We explain what a mutation is and the levels at which this genetic variation can occur. In addition, the types of mutation and examples.
What is a mutation?
Genetic called mutation variation spontaneous and unpredictable sequence of genes that comprise the DNA of a living being , which introduces temporary changes of physical, physiological or other type in the individual, which may or may not be inherited to Your descendants.
Mutations can translate into positive or negative changes in the vital performance of organisms , and in that sense they can boost adaptation and evolution (even creating new species in the long run), or they can become genetic diseases or inherited defects.
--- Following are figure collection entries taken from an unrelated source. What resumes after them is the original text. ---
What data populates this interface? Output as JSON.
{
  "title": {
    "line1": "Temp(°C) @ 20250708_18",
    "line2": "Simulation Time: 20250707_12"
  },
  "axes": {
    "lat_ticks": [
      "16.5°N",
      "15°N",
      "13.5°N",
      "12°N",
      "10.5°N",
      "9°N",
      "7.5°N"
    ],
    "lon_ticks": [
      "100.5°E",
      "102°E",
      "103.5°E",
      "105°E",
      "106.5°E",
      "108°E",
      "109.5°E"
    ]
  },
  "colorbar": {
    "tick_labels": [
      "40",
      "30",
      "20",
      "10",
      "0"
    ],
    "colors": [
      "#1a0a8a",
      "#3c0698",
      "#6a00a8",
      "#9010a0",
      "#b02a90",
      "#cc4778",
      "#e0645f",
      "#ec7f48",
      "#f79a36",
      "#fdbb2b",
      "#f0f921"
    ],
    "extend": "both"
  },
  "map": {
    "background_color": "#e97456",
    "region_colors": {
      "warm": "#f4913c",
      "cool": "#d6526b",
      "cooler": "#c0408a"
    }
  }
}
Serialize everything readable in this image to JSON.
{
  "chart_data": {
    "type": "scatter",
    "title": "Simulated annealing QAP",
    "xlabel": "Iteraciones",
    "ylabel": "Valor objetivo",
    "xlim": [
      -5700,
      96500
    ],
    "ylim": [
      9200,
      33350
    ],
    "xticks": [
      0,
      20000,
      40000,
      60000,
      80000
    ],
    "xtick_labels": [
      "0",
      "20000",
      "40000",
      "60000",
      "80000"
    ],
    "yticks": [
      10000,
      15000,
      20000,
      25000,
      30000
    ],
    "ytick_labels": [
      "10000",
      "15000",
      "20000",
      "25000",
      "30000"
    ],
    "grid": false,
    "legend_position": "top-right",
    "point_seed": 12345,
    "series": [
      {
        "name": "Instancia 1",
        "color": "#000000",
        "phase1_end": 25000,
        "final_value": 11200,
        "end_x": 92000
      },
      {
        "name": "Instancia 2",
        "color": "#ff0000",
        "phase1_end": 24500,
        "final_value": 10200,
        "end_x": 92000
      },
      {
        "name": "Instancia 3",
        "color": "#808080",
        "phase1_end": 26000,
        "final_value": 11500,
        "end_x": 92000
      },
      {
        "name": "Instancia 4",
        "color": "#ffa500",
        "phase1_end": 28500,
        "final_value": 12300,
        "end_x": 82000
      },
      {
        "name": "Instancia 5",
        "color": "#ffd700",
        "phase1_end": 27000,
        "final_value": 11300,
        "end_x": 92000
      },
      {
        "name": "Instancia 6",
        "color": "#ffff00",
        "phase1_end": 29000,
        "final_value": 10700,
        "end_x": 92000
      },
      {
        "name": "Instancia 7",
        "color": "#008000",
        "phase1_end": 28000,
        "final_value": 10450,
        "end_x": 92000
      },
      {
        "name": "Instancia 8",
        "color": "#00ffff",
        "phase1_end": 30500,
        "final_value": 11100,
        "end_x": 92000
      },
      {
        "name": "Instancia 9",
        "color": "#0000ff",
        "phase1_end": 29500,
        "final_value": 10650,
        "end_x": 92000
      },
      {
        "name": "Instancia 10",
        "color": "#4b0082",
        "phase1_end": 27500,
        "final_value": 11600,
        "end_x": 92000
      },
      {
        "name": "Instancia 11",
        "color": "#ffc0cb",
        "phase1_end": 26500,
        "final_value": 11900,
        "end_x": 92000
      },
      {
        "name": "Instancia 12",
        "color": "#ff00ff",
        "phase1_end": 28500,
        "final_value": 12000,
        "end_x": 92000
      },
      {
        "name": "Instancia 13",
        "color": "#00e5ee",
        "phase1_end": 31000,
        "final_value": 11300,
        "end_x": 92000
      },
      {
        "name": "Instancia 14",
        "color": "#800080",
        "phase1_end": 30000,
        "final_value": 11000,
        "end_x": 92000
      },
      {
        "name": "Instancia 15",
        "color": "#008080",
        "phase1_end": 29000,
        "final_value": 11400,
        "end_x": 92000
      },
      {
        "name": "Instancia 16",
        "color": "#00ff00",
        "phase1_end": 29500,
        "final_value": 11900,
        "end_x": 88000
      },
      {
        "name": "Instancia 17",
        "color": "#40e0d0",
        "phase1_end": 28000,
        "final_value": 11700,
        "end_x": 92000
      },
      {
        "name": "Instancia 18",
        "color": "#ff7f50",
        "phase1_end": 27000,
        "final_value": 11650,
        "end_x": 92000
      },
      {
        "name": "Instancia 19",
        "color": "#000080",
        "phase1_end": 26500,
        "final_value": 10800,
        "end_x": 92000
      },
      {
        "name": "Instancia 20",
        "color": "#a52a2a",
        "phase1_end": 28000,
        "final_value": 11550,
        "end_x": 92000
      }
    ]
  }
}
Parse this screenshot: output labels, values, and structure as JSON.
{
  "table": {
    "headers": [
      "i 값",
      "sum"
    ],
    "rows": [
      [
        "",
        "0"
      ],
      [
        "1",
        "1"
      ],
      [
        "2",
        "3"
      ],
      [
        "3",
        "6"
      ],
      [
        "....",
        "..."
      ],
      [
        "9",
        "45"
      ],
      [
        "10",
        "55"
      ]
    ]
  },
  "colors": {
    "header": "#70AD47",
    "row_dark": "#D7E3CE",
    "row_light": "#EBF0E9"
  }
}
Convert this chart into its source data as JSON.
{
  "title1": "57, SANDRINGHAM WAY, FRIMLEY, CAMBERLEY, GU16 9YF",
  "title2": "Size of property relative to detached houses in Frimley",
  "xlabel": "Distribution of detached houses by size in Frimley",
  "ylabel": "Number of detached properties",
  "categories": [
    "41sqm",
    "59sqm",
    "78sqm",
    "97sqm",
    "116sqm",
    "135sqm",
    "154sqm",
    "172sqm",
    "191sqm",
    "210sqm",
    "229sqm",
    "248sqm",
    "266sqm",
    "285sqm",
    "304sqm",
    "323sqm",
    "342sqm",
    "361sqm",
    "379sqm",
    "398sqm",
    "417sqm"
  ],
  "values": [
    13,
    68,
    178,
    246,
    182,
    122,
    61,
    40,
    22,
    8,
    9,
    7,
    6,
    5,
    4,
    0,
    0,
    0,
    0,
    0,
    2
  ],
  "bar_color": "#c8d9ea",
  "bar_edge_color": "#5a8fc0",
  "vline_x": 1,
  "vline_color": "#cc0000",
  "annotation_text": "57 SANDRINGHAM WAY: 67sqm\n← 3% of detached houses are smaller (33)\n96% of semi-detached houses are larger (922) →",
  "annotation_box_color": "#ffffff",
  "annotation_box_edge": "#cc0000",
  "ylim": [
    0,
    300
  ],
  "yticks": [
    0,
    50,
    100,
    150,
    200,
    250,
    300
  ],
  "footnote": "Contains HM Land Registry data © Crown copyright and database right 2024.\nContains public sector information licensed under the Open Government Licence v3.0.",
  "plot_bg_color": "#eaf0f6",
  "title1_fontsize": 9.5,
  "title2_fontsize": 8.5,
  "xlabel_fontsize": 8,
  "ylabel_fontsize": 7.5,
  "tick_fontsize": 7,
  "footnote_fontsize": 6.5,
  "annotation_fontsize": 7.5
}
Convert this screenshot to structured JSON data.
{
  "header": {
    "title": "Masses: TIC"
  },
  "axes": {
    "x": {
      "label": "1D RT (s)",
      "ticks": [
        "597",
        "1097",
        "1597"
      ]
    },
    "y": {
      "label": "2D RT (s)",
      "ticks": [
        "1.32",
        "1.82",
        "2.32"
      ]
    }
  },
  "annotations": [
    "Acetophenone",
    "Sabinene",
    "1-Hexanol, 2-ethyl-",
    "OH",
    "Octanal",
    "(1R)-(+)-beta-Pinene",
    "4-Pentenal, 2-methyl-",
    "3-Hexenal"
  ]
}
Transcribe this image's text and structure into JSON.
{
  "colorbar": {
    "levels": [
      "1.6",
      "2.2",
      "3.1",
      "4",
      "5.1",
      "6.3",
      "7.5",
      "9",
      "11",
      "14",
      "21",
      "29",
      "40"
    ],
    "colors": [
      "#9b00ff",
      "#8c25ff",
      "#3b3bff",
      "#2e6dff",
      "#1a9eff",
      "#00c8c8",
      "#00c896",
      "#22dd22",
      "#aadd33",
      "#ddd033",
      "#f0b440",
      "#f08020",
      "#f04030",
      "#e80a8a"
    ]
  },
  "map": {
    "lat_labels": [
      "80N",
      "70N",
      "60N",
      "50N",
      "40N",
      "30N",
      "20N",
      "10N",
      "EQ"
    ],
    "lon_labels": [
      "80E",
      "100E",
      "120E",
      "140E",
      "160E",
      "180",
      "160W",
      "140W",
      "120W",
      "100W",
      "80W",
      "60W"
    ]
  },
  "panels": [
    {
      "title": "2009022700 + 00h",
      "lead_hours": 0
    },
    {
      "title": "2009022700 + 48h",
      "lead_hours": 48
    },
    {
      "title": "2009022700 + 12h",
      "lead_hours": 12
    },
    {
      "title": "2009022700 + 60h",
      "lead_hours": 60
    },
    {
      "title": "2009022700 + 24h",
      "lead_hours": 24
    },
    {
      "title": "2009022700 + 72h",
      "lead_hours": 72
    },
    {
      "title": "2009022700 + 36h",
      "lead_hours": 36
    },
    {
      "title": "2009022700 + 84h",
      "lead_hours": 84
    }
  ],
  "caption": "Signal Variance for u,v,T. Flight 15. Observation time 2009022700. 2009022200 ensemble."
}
Despite this last risk, mutations are key to sustaining high genetic variability and for life to continue its march.
These types of changes occur for two essential reasons: spontaneously and naturally, due to errors in genome replication during the phases of cell replication; or externally, due to the action of mutagens of various types on the organism, such as ionizing radiation, certain chemical substances and the action of some viral organisms, among others.
Most of the mutations that living beings experience are of a recessive type, that is, they do not become manifest in the individual in which they originate, but remain inactive and inadvertent , although they can be transmitted to the offspring in the event that (at least for multicellular living beings) the alteration occurs in the content of sex cells (gametes).
Mutations can occur at three levels:
- Molecular (gene or specific) . They occur in the chemical bases of DNA, that is, in their own nitrogen bases, due to some change in the fundamental elements that compose them.
- Chromosomal . A segment of chromosome is altered , that is, much more than a gene, and in that sense large amounts of information can be lost, duplicated or relocated.
- Genomic . It affects a certain set of chromosomes, causing excesses or lack thereof, and substantially varying the entire genome of the organism.
Types of Mutation
Depending on the consequences it has for the organism and its offspring, we can talk about:
- Morphological mutations . They are those that have to do with the shape or appearance of your body, once the stages of development are completed: coloring, shape, structure, etc. They can produce suitable mutations, such as that of a colored moth more in line with the environment and therefore more conducive to camouflage and survive, or they can produce malformations or diseases, such as human neurofibromatosis.
- Lethal and deleterious mutations . In this group are the mutations that interrupt key processes in the maintenance of the organism and therefore can cause death (lethal) or a significant disability to grow and reproduce (deleterious).
- Conditional mutations . These are called those that condition the performance of the individual in their biological community, and can cause permissive conditions (the product of the mutated gene is still functional) or restrictive conditions (the product of the mutated gene loses its viability).
- Biochemical or nutritive mutations . Those that affect the production of a certain biochemical compound necessary to fulfill specific functions, such as enzymes , metabolites or other elements necessary, especially for cell nutrition. These types of organisms require the addition of said enzyme or compound to perform the function normally.
- Mutations due to loss of function . These are mutations that prevent the correct functioning of a gene, causing the organism that presents it to lose some specific function. This is the case of unipolar depression in humans, caused by a mutation of the hTPH2 gene that causes a loss in the absorption of 80% of serotonin.
- Mutations by function gain . They are rare mutations, in which a change in DNA adds functions to the modified gene and therefore to the organism that presents it. This is how antibiotic resistance of some infectious bacteria operates , and is a typical case of evolution.
Some examples of mutations in humans are:
- Polydactyly . Known as Bardet-Biedl or Greig Cephalopolysyndactyly syndrome, it is a genetic alteration during the development of the fetus that causes the appearance of one or several extra fingers on the hands or feet, which are usually dysfunctional and must often be removed.
- Marfan syndrome . The gene that causes this disease is transmitted by the father’s pathway, as a spontaneous mutation, and has to do with the genetic information that determines the formation of connective tissue. Those who suffer from the disease have extremely thin build with abnormally long limbs, which exerts an abnormal pressure on their aortas, and can lead to heart attack.
- HIV resistance . There have been very rare cases of people resistant to infection with the AIDS Virus, and this is because a mutation in the CCR5 gene, which the retrovirus recognizes as a “door” to the human cell, makes them “invisible” to the infection, and thus cannot be easily infected.